If you take the junk out of junk food, is it still junky and unhealthy? That's the puzzling philosophical question at the heart of Frito-Lay's leading-edge efforts, announced in December, to remove all artificial ingredients from its products. The company is ditching MSG and other cheap ways to boost flavor, in favor of tomato powder made from real tomatoes and jalapeno pepper extract.

For a company that makes Cheetos and Doritos, going all-natural is nothing if not ambitious. This year, 50% of the company's snacks will be free of artificial ingredients -- starting with Lays, Tostitos and SunChips -- and the rest will follow by 2015.

A world of "healthy" junk food
With the food industry facing relentless scrutiny over its role in creating a nation of people with diet-related diseases, many manufacturers have been tinkering with their products to make them look healthier, mostly by reducing sodium, calories and saturated fat.

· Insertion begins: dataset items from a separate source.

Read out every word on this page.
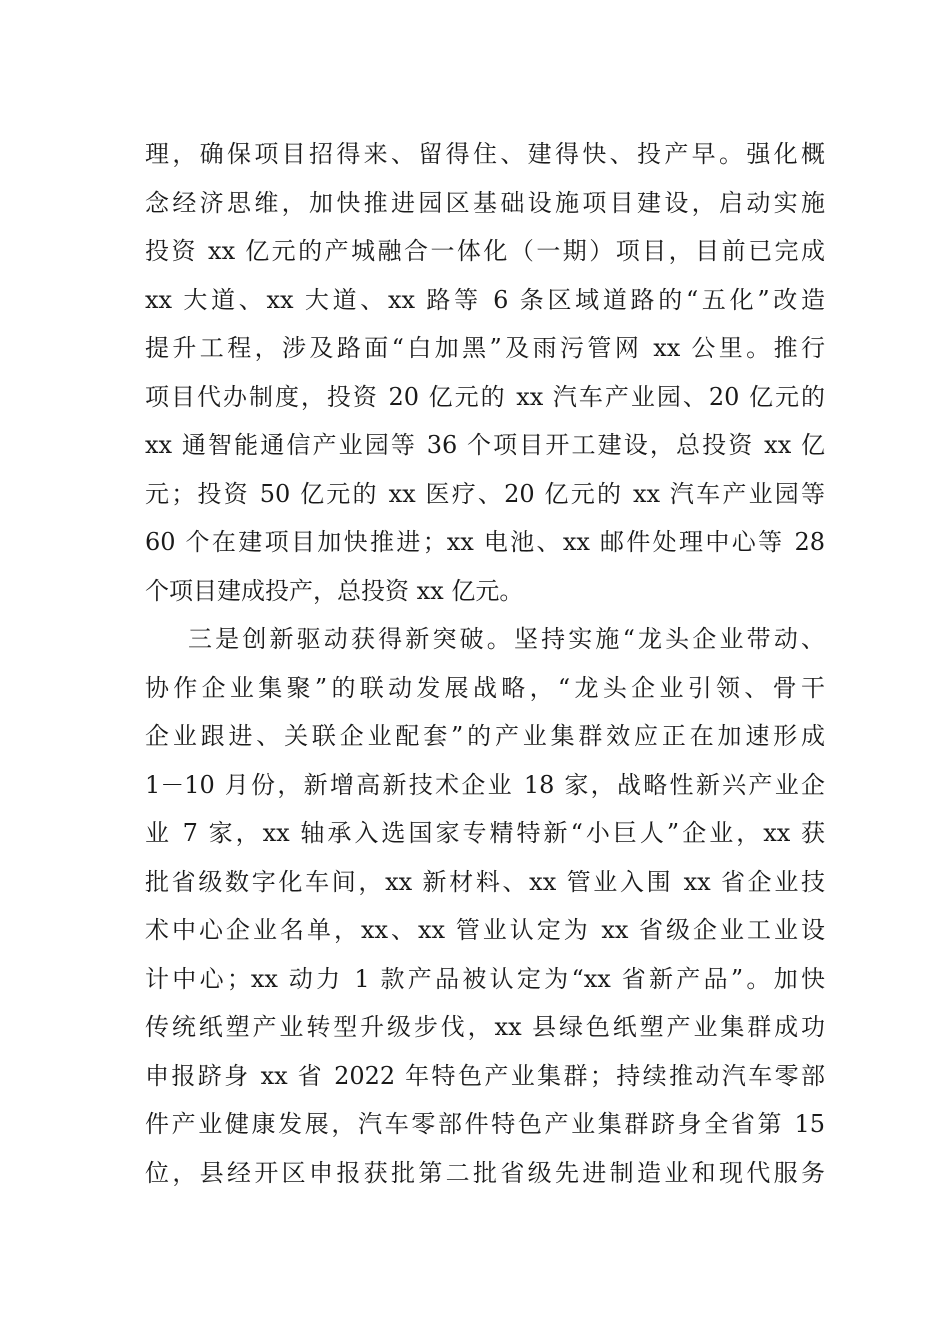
理，确保项目招得来、留得住、建得快、投产早。强化概
念经济思维，加快推进园区基础设施项目建设，启动实施
投资 xx 亿元的产城融合一体化（一期）项目，目前已完成
xx 大道、xx 大道、xx 路等 6 条区域道路的“五化”改造
提升工程，涉及路面“白加黑”及雨污管网 xx 公里。推行
项目代办制度，投资 20 亿元的 xx 汽车产业园、20 亿元的
xx 通智能通信产业园等 36 个项目开工建设，总投资 xx 亿
元；投资 50 亿元的 xx 医疗、20 亿元的 xx 汽车产业园等
60 个在建项目加快推进；xx 电池、xx 邮件处理中心等 28
个项目建成投产，总投资 xx 亿元。
三是创新驱动获得新突破。坚持实施“龙头企业带动、
协作企业集聚”的联动发展战略，“龙头企业引领、骨干
企业跟进、关联企业配套”的产业集群效应正在加速形成
1－10 月份，新增高新技术企业 18 家，战略性新兴产业企
业 7 家，xx 轴承入选国家专精特新“小巨人”企业，xx 获
批省级数字化车间，xx 新材料、xx 管业入围 xx 省企业技
术中心企业名单，xx、xx 管业认定为 xx 省级企业工业设
计中心；xx 动力 1 款产品被认定为“xx 省新产品”。加快
传统纸塑产业转型升级步伐，xx 县绿色纸塑产业集群成功
申报跻身 xx 省 2022 年特色产业集群；持续推动汽车零部
件产业健康发展，汽车零部件特色产业集群跻身全省第 15
位，县经开区申报获批第二批省级先进制造业和现代服务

But among US-based manufacturers, Frito-Lay, which is owned by PepsiCo (PEP), is unique in addressing the quality of its ingredients.

The company's end game here is a new type of processed food operation, one that sells products that are either kinda healthy or at least not horrible for you. On Fox Business Network's American Icon, PepsiCo CEO Indra Nooyi argued for a re-imagining of processed food.

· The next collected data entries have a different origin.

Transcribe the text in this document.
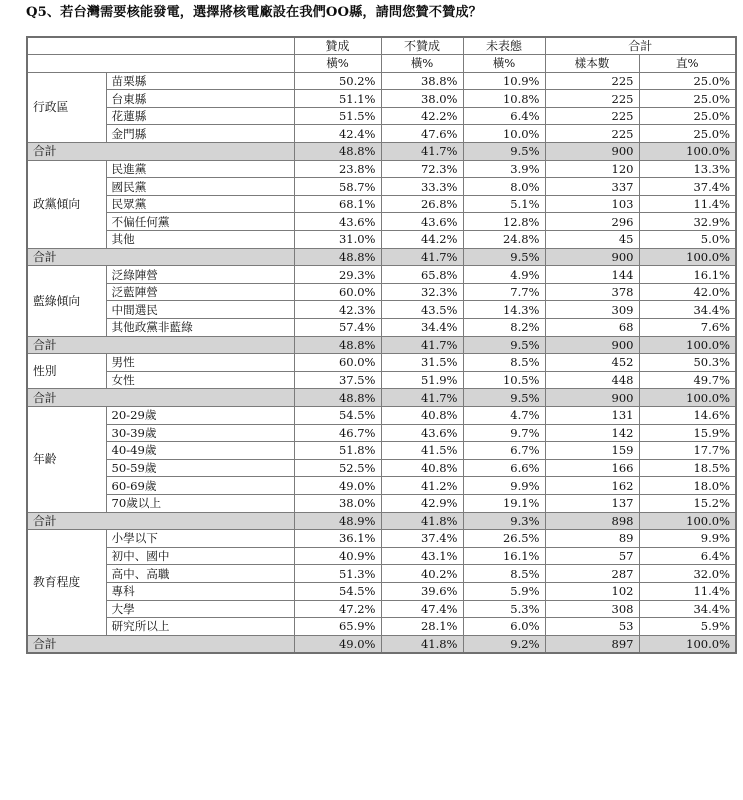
Q5、若台灣需要核能發電，選擇將核電廠設在我們OO縣，請問您贊不贊成？
		贊成	不贊成	未表態	合計	
		橫%	橫%	橫%	樣本數	直%
行政區	苗栗縣	50.2%	38.8%	10.9%	225	25.0%
	台東縣	51.1%	38.0%	10.8%	225	25.0%
	花蓮縣	51.5%	42.2%	6.4%	225	25.0%
	金門縣	42.4%	47.6%	10.0%	225	25.0%
合計		48.8%	41.7%	9.5%	900	100.0%
政黨傾向	民進黨	23.8%	72.3%	3.9%	120	13.3%
	國民黨	58.7%	33.3%	8.0%	337	37.4%
	民眾黨	68.1%	26.8%	5.1%	103	11.4%
	不偏任何黨	43.6%	43.6%	12.8%	296	32.9%
	其他	31.0%	44.2%	24.8%	45	5.0%
合計		48.8%	41.7%	9.5%	900	100.0%
藍綠傾向	泛綠陣營	29.3%	65.8%	4.9%	144	16.1%
	泛藍陣營	60.0%	32.3%	7.7%	378	42.0%
	中間選民	42.3%	43.5%	14.3%	309	34.4%
	其他政黨非藍綠	57.4%	34.4%	8.2%	68	7.6%
合計		48.8%	41.7%	9.5%	900	100.0%
性別	男性	60.0%	31.5%	8.5%	452	50.3%
	女性	37.5%	51.9%	10.5%	448	49.7%
合計		48.8%	41.7%	9.5%	900	100.0%
年齡	20-29歲	54.5%	40.8%	4.7%	131	14.6%
	30-39歲	46.7%	43.6%	9.7%	142	15.9%
	40-49歲	51.8%	41.5%	6.7%	159	17.7%
	50-59歲	52.5%	40.8%	6.6%	166	18.5%
	60-69歲	49.0%	41.2%	9.9%	162	18.0%
	70歲以上	38.0%	42.9%	19.1%	137	15.2%
合計		48.9%	41.8%	9.3%	898	100.0%
教育程度	小學以下	36.1%	37.4%	26.5%	89	9.9%
	初中、國中	40.9%	43.1%	16.1%	57	6.4%
	高中、高職	51.3%	40.2%	8.5%	287	32.0%
	專科	54.5%	39.6%	5.9%	102	11.4%
	大學	47.2%	47.4%	5.3%	308	34.4%
	研究所以上	65.9%	28.1%	6.0%	53	5.9%
合計		49.0%	41.8%	9.2%	897	100.0%
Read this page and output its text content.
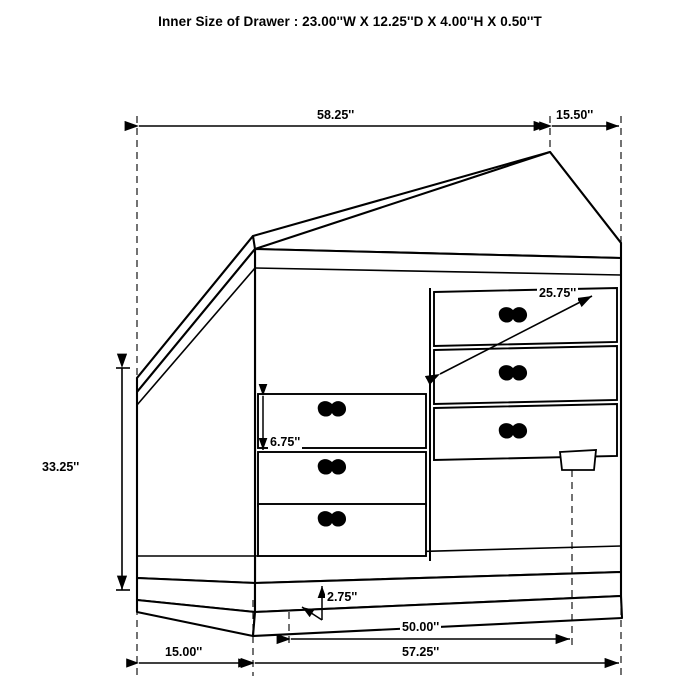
Inner Size of Drawer : 23.00''W X 12.25''D X 4.00''H X 0.50''T
58.25''	15.50''
25.75''
6.75''
33.25''
2.75''
50.00''
15.00''	57.25''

Doritos are not bad for you....They're nothing more than corn mashed up, fried up in oil, and flavored in the most delectable way.
Once those "delectable" flavors don't include disodium inosinate, sodium acetate and Red 40, these statements will likely elicit fewer snickers. That job falls to Tim Fink, Frito Lay's director of seasonings and culinary innovation. I spoke to him about his efforts, which are filled with challenges, shortcomings and extra costs.

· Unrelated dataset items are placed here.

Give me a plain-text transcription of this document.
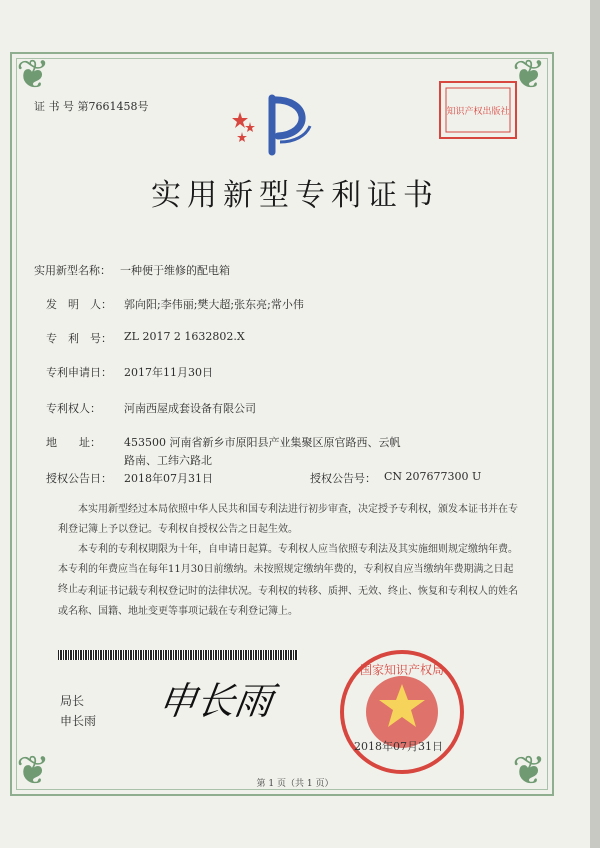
❦	❦
❦	❦
证 书 号 第7661458号	知识产权出版社
实用新型专利证书
实用新型名称： 一种便于维修的配电箱
发　明　人： 郭向阳;李伟丽;樊大超;张东亮;常小伟
专　利　号： ZL 2017 2 1632802.X
专利申请日： 2017年11月30日
专利权人： 河南西屋成套设备有限公司
地　　址： 453500 河南省新乡市原阳县产业集聚区原官路西、云帆
路南、工纬六路北
授权公告日： 2018年07月31日	授权公告号： CN 207677300 U
本实用新型经过本局依照中华人民共和国专利法进行初步审查，决定授予专利权，颁发本证书并在专利登记簿上予以登记。专利权自授权公告之日起生效。
本专利的专利权期限为十年，自申请日起算。专利权人应当依照专利法及其实施细则规定缴纳年费。本专利的年费应当在每年11月30日前缴纳。未按照规定缴纳年费的，专利权自应当缴纳年费期满之日起终止。
专利证书记载专利权登记时的法律状况。专利权的转移、质押、无效、终止、恢复和专利权人的姓名或名称、国籍、地址变更等事项记载在专利登记簿上。
局长
申长雨 申长雨
国家知识产权局
2018年07月31日
第 1 页（共 1 页）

Since the FDA has never bothered to define what "natural" means, Fink says Frito came up with its own, fairly expansive, definition -- no MSG, no artificial flavors or colors, no artificial preservatives and no "unfamiliar ingredients":

Even if some of the ingredients were natural but they didn't sound familiar we tried to remove those. The ultimate goal was if it's not in your kitchen cupboard, can we get it off the label? We didn't get to 100% but we got pretty close.
Fink worked with his suppliers to get the red coloring for Flaming Hot Lays from beets and vinegar flavor for Salt & Vinegar Lays from actual vinegar, not sodium diacetate. As a result, seasoning costs went up by "a significant amount," according to Fink, though he declined to offer specifics.

What Frito's all-natural plan leaves out
Frito's embrace of nature of only goes so far. Two things not on the table are genetically engineered ingredients and the hexane-extraction of soybean oil. Unless a Frito-Lay product uses organic corn or organic soybean oil, it's almost certain that those Tostitos are made with GE corn. And that soybean oil is made by bathing soybeans in a bath of hexane, a neurotoxic product of gasoline refining. Hexane is widely used and manufacturers say that it gets burned off with no traces of it remaining in the food you eat.

Fink says his hardest work lies ahead -- taking out the long list of chemical ingredients in Cheetos and many of the explosively-flavored versions of Doritos. Although Frito is already selling a natural version of Cheetos, these aren't the same product. Fink's aim is to get the regular Cheetos kids love to taste almost exactly the same without the chemicals.

For critics of the food industry, natural Cheetos are an oxymoron. But for Fink and Nooyi, they're the Holy Grail.